TOWARDS GENERALIZED FRAMEWORKS FOR OBJECT RECOGNITION

Postgraduate

ABSTRACT

Over the past few years, deep convolutional neural network (DCNN) based approaches have been immensely successful in tackling a diverse range of object recognition problems. Popular DCNN architectures like deep residual networks (ResNets) are highly generic, not just for classification, but also for high level tasks like detection/tracking which rely on classification DCNNs as their backbone. The generality of DCNNs however doesn’t extend to image-to-image(Im2Im) regression tasks (eg: super-resolution, denoising, rgb-to-depth, relighting, etc). For such tasks, DCNNs are often highly task-specific and require specific ancillary post-processing methods. The major issue plaguing the design of generic architectures for such tasks is the tradeoff between context/locality given a fixed computation/memory budget.

We first present a generic DCNN architecture for Im2Im regression that can be trained end-to-end without any further machinery. Our proposed architecture, the Recursively Branched Deconvolutional Network (RBDN), which features a cheap early multi-context image representation, an efficient recursive branching scheme with extensive parameter sharing and learnable upsampling. We provide qualitative/quantitative results on 3 diverse tasks: relighting, denoising and colorization and show that our proposed RBDN architecture obtains comparable results to the state-of-the-art on each of these tasks when used off-the-shelf without any post processing or task-specific architectural modifications.

Second, we focus on gradient flow and optimization in ResNets. In particular, we theoretically analyze why pre-activation(v2) ResNets outperform the original ResNets(v1) on CIFAR datasets but not on ImageNet. Our analysis reveals that although v1-ResNets lack ensembling properties, they can have a higher effective depth in comparison to v2-ResNes. Subsequently, we show that downsampling projections (while only few in number) have a significantly detrimental effect on performance. We show that by simply replacing downsampling-projections with identity-like dense-reshape shortcuts, the classification results of standard residual architectures like ResNets, ResNeXts and SE-Nets improve by up to 1.2% on ImageNet, without any increase in computational complexity (FLOPs).

Finally, we present a robust non-parametric probabilistic ensemble method for multi-classification, which outperforms the state-of-the-art ensemble methods on several machine learning and computer vision datasets for object recognition with statistically significant improvements. The approach is particularly geared towards multi-classification problems with very low training data and/or a fairly high proportion of outliers, for which training end-to-end DCNNs is not very beneficial.


Introduction

Given any image/video, it is often trivial for even small children to develop a basic understanding of the underlying scene. Humans have a potentially limitless capacity for remembering and identifying objects, which often makes recognition tasks seem fairly easy. Furthermore, humans also use context in a very natural way to develop complex relationships between various objects in a scene. For a machine however, such tasks are far from a trivial proposition. While we humans can perform these tasks at ease, we have yet to provide a thorough comprehensive description of precisely how we do them, despite decades of research in neurosciences. Any machine needed to automate even the most basic of tasks unfortunately doesn’t have intuition or common sense at its disposal, and requires a precise set of instructions to either (a) directly perform the task or (b) learn from training data to develop a potentially complex set of instructions for performing the task.

Fully automated scene understanding has always been and is still considered the holy-grail of computer vision.
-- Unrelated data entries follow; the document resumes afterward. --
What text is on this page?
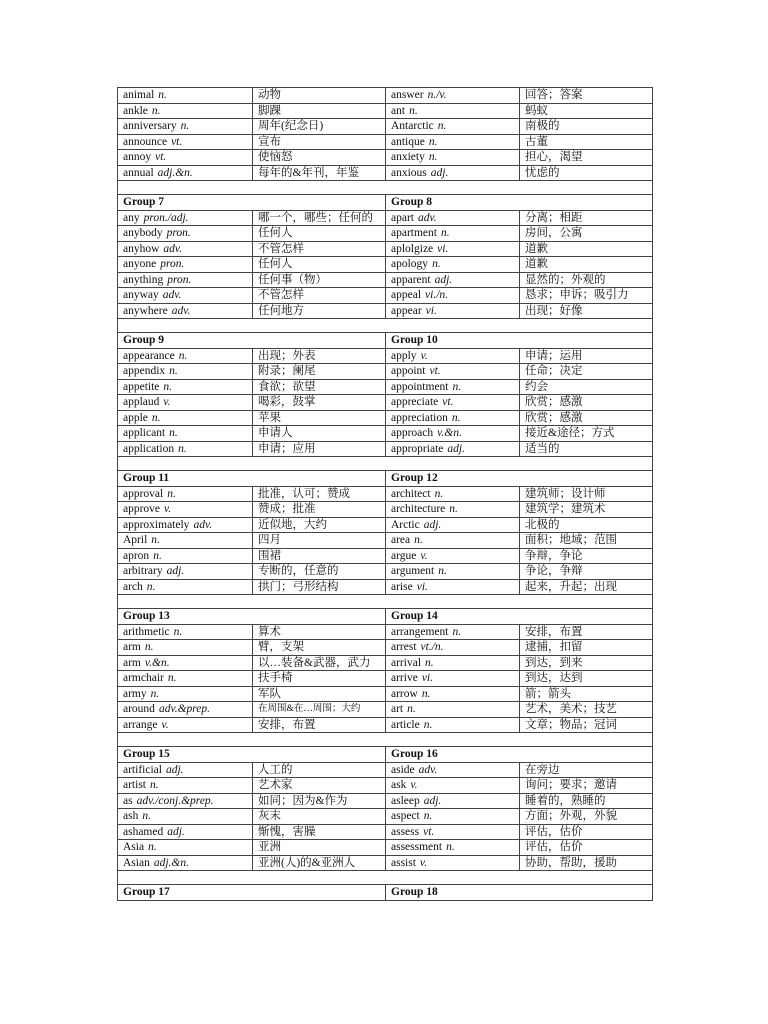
animal n.	动物	answer n./v.	回答；答案
ankle n.	脚踝	ant n.	蚂蚁
anniversary n.	周年(纪念日)	Antarctic n.	南极的
announce vt.	宣布	antique n.	古董
annoy vt.	使恼怒	anxiety n.	担心，渴望
annual adj.&n.	每年的&年刊，年鉴	anxious adj.	忧虑的

Group 7		Group 8	
any pron./adj.	哪一个，哪些；任何的	apart adv.	分离；相距
anybody pron.	任何人	apartment n.	房间，公寓
anyhow adv.	不管怎样	aplolgize vi.	道歉
anyone pron.	任何人	apology n.	道歉
anything pron.	任何事（物）	apparent adj.	显然的；外观的
anyway adv.	不管怎样	appeal vi./n.	恳求；申诉；吸引力
anywhere adv.	任何地方	appear vi.	出现；好像

Group 9		Group 10	
appearance n.	出现；外表	apply v.	申请；运用
appendix n.	附录；阑尾	appoint vt.	任命；决定
appetite n.	食欲；欲望	appointment n.	约会
applaud v.	喝彩，鼓掌	appreciate vt.	欣赏；感激
apple n.	苹果	appreciation n.	欣赏；感激
applicant n.	申请人	approach v.&n.	接近&途径；方式
application n.	申请；应用	appropriate adj.	适当的

Group 11		Group 12	
approval n.	批准，认可；赞成	architect n.	建筑师；设计师
approve v.	赞成；批准	architecture n.	建筑学；建筑术
approximately adv.	近似地，大约	Arctic adj.	北极的
April n.	四月	area n.	面积；地域；范围
apron n.	围裙	argue v.	争辩，争论
arbitrary adj.	专断的，任意的	argument n.	争论，争辩
arch n.	拱门；弓形结构	arise vi.	起来，升起；出现

Group 13		Group 14	
arithmetic n.	算术	arrangement n.	安排，布置
arm n.	臂，支架	arrest vt./n.	逮捕，扣留
arm v.&n.	以…装备&武器，武力	arrival n.	到达，到来
armchair n.	扶手椅	arrive vi.	到达，达到
army n.	军队	arrow n.	箭；箭头
around adv.&prep.	在周围&在…周围；大约	art n.	艺术，美术；技艺
arrange v.	安排，布置	article n.	文章；物品；冠词

Group 15		Group 16	
artificial adj.	人工的	aside adv.	在旁边
artist n.	艺术家	ask v.	询问；要求；邀请
as adv./conj.&prep.	如同；因为&作为	asleep adj.	睡着的，熟睡的
ash n.	灰末	aspect n.	方面；外观，外貌
ashamed adj.	惭愧，害臊	assess vt.	评估，估价
Asia n.	亚洲	assessment n.	评估，估价
Asian adj.&n.	亚洲(人)的&亚洲人	assist v.	协助，帮助，援助

Group 17		Group 18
While the problem remains unsolved at large, there has nevertheless been tremendous progress over the past few decades. A bulk of the progress has infact come over the last few years via deep learning approaches which have been made possible with major breakthroughs in hardware and compute capabilities. Broadly speaking, deep learning relies on massive cascades of modular building blocks, each comprising of several basic compute units refered to as neurons (which are biologically inspired). A major reason for its widespread success is not just its extremely high modeling capacity, but the ability to learn end-to-end models for solving tasks. Deep Convolutional Neural Networks (DCNNs) in particular directly operate on the input image/video and learn to produce the desired output without relying on hand-crafted features or multi-step pipelines which are often ad-hoc/suboptimal.
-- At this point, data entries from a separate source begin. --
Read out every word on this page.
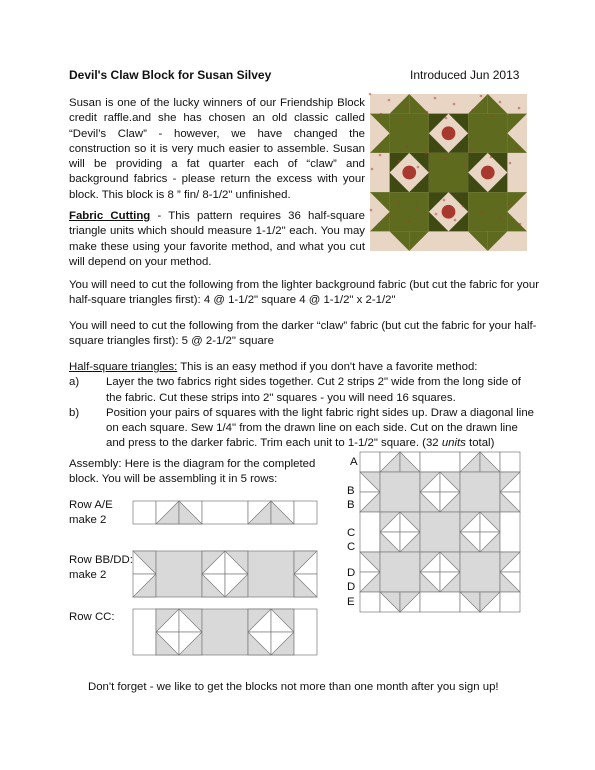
Devil's Claw Block for Susan Silvey	Introduced Jun 2013
Susan is one of the lucky winners of our Friendship Block credit raffle.and she has chosen an old classic called “Devil’s Claw” - however, we have changed the construction so it is very much easier to assemble. Susan will be providing a fat quarter each of “claw” and background fabrics - please return the excess with your block. This block is 8 ” fin/ 8-1/2" unfinished.
Fabric Cutting - This pattern requires 36 half-square triangle units which should measure 1-1/2" each. You may make these using your favorite method, and what you cut will depend on your method.
You will need to cut the following from the lighter background fabric (but cut the fabric for your half-square triangles first): 4 @ 1-1/2" square 4 @ 1-1/2" x 2-1/2"
You will need to cut the following from the darker “claw” fabric (but cut the fabric for your half-square triangles first): 5 @ 2-1/2" square
Half-square triangles: This is an easy method if you don't have a favorite method:
a) Layer the two fabrics right sides together. Cut 2 strips 2" wide from the long side of the fabric. Cut these strips into 2" squares - you will need 16 squares.
b) Position your pairs of squares with the light fabric right sides up. Draw a diagonal line on each square. Sew 1/4" from the drawn line on each side. Cut on the drawn line and press to the darker fabric. Trim each unit to 1-1/2" square. (32 units total)
Assembly: Here is the diagram for the completed block. You will be assembling it in 5 rows:
Row A/E
make 2
Row BB/DD:
make 2
Row CC:
A
B
B
C
C
D
D
E
Don't forget - we like to get the blocks not more than one month after you sign up!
The Importance of Image Classification

Ever since the advent of computer vision, the approach to solving complex high-level tasks has always been to break them heirarchically into progressively simpler low-level vision tasks. This approach works well since high level tasks are almost always strongly dependent on the output of one or more low-level tasks and can often be described as a repeated application of a low-level task. Figure 1.1 illustrates this for an example of traffic-jam analysis from video-footage. For analyzing such a video, the ability to track specific vehicles across video frames is often a pre-requisite. Tracking vehicles on the other hand requires the ability to reliably detect vehicles in individual frames. Finally, detecting vehicles involves applying a vehicle-classifier on various image-patches at various scales followed by non-maximal suppression. So, the vehicle classification task lies at the heart of this problem and is a critical component.